Si de prime abord, TOCA Race Driver a l'allure d'un jeu de courses ordinaire, il n'en demeure pas moins très original car posé sur les rails d'un scénario qu'on suit avec plaisir. On y incarne Ryan McKane, un jeune pilote qui ne demande qu'à faire ses preuves sur l'asphalte. Perturbé par la mort de son père victime d'un accident en pleine course, et constamment dans l'ombre de son grand frère Donnie, lui aussi pilote émérite, vous devez conduire Ryan sur la voie du succès et lui faire gravir les marches des podiums les plus prestigieux. Cela se traduit à l'écran par un mode carrière vaste et complet dans lequel vous devez accepter ou refuser les offres de contrats que les différentes teams ne manqueront pas de vous faire. Vous participerez ainsi à 13 championnats internationaux répartis sur 38 circuits dont Magny Cours, Mexico, Silverstone ou même Dijon ! Pour terminer avec la partie chiffrée du jeu, sachez que vous pourrez piloter plus d'une quarantaine de voitures, toutes officielles (Mercedes-Benz, Alfa Romeo GTV, Viper GTS-R, etc.). Le menu est donc très riche et vous occupera un bon moment. D'autant que le scénario évolue grâce à de nombreuses cinématiques aux mises en scène travaillées et maîtrisées.
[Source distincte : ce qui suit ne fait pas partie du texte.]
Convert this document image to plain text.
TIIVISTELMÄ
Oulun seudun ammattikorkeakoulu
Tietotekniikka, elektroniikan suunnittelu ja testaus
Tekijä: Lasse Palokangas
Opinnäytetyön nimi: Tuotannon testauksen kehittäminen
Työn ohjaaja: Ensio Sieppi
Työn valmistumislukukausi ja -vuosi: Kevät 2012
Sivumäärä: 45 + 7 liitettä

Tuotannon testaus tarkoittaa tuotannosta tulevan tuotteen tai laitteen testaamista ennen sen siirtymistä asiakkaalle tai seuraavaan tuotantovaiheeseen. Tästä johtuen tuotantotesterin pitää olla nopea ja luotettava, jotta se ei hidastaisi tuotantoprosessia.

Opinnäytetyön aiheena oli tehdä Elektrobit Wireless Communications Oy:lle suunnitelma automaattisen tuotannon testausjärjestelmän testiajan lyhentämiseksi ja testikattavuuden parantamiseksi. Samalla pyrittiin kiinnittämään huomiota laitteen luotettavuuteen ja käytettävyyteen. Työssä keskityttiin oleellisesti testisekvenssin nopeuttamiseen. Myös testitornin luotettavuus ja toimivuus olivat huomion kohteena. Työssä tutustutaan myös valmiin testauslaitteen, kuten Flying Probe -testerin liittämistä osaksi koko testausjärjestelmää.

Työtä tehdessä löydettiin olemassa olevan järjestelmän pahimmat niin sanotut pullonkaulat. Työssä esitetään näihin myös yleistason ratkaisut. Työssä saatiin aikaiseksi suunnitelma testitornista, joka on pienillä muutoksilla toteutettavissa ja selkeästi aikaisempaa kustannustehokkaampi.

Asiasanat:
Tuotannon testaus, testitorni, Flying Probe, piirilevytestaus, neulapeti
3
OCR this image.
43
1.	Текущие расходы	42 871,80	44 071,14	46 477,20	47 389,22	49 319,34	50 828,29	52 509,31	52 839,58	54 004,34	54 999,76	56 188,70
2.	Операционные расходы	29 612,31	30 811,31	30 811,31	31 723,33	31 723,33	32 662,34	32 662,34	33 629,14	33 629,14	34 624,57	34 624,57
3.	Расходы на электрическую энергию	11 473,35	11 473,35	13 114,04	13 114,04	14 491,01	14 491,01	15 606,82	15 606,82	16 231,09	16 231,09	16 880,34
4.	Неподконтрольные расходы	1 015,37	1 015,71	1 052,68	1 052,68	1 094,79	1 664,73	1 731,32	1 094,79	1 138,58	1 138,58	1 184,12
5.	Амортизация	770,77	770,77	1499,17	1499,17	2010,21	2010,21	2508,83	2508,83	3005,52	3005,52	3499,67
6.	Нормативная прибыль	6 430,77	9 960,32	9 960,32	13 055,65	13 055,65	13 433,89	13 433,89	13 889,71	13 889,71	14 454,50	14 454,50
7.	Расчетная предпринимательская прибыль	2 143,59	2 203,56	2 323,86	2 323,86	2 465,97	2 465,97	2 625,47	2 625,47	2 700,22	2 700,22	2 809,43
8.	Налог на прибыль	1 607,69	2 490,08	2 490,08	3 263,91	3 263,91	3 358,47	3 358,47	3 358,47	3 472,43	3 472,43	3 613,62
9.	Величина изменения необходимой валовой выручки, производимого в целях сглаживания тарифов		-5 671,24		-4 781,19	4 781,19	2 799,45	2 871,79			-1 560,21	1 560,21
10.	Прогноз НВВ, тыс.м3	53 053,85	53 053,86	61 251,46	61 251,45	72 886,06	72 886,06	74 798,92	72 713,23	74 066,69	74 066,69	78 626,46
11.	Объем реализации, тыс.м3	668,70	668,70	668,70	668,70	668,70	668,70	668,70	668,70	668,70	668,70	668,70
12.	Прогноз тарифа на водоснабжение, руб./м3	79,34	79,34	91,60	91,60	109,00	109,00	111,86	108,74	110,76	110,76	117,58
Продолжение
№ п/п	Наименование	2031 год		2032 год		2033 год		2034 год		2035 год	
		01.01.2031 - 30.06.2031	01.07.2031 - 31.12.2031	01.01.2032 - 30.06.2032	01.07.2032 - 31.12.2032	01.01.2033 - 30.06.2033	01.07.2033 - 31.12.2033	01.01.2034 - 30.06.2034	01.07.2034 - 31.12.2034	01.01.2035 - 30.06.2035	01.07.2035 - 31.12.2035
Limiter TOCA RD à son seul mode carrière serait bien réducteur. Le titre est plein à craquer d'autres réjouissances regroupées sous l'intitulé "Temps Libre". Citons notamment les modes courses libres, contre-la-montre ou réseau. Si le premier permet de choisir son circuit et sa voiture parmi tout ce qu'on aura débloqué, le dernier propose de se mesurer à d'autres joueurs via internet ou par réseau local. Les options sont vastes et permettent même de décider de la position de chacun sur la grille de départ.

Les parties en multi sont bien fun, c'est un fait. Mais je vous rassure, il en est de même seul contre l'ordinateur. L'IA est suffisamment développée pour offrir des pilotes aux comportements pratiquement humains, type conducteurs marseillais. Queues de poissons, remodelages de carrosserie et autres charmantes petites attentions sont monnaie courante et il faut savoir jouer des coudes pour franchir la ligne d'arrivée en premier. Le niveau de difficulté est très progressif. Si les premières épreuves sont archi-simples, rapidement le challenge monte d'un cran tandis que le nombre d'erreurs pardonnées se réduit à vue d'oeil. La conduite est un parfait compromis entre l'arcade et la simulation. Les sensations sont bien là et inutile de préciser qu'elles s'apprécient davantage un volant à retour de force entre les mains. La vitesse est bien rendue et on ne note aucune baisse de régime au niveau du frame rate. Bien entendu, ce dernier point dépendra également de la machine sur laquelle vous ferez tourner le titre.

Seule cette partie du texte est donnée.